Immanuel Trummer, assistant professor of computer science

Trummer's work focuses on improving database performance through tuning, a series of decisions about how a database processes information internally. Specifically, he leverages large language models to support automated database performance tuning. The performance of database management systems depends on various tuning decisions, including settings for internal configuration parameters as well as the creation of auxiliary data structures. Making such decisions by hand is difficult, which has motivated the development of automated tuning tools. However, crucial information for database tuning is often contained in text documents, such as the database manual or text describing specific data sets and their properties. The current generation of tuning tools cannot exploit such information, making them inefficient. However, the latest generation of text processing methods – large language models based on the Transformer architecture – is often able to extract information from text with little to no task-specific training data. Trummer plans to exploit such methods to parse relevant text for database tuning, extracting information that helps to guide automated tuning efforts.

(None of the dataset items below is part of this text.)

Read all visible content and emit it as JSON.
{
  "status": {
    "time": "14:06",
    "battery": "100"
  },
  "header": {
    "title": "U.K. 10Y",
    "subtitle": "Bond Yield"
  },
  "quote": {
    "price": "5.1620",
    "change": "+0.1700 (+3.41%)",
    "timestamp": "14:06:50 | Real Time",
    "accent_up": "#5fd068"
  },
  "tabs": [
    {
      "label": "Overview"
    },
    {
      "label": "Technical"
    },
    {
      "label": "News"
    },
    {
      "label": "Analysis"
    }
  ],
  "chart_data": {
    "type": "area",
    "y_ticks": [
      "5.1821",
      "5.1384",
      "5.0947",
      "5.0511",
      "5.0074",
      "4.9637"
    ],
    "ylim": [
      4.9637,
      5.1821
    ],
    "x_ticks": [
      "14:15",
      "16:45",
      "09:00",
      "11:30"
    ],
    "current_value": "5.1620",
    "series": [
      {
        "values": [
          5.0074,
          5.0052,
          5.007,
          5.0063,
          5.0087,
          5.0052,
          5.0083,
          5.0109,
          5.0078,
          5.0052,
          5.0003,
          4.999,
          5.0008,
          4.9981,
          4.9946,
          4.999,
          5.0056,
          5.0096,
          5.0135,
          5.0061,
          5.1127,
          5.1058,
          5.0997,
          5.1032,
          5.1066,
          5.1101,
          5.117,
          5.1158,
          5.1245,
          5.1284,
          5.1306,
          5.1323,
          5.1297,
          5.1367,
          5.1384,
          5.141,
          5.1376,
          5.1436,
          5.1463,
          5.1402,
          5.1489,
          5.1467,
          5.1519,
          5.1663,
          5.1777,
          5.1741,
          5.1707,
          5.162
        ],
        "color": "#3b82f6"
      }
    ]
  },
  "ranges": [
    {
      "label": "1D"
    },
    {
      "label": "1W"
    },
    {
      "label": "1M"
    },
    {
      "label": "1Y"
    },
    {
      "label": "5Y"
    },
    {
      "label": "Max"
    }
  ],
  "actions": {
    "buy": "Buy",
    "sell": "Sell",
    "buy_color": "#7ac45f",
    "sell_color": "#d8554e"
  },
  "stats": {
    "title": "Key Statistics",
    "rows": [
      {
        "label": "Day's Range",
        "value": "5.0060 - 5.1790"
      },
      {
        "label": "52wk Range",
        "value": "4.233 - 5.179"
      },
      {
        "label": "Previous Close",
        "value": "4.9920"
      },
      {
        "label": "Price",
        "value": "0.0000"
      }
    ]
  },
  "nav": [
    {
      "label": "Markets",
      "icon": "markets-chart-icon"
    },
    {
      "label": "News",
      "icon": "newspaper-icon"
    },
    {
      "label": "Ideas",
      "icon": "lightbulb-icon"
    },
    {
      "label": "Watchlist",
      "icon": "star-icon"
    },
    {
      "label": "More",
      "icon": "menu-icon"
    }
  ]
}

Cheng Zhang, assistant professor of information science

As the director of the Smart Computer Interfaces for Future Interactions (SciFi) lab, Zhang designs intelligent, privacy-sensitive, and minimally obtrusive wearables that can predict and understand human behavior and intentions in daily activities. Currently, computers struggle to recognize everyday activities due to the lack of high-quality behavioral data, such as body postures. Zhang's team addresses this through wearables endowed with artificial intelligence (AI)-powered active acoustic sensing that track and interpret human body postures of the hands, limbs, face, eyes, and tongue. The research aims to bridge the gap using cutting-edge AI techniques to enable applications in human activity recognition, telemedicine, and improving computer accessibility for individuals with hearing or speech impairments. Ultimately, the SciFi Lab seeks to create systems that function efficiently in real-world settings while protecting user privacy.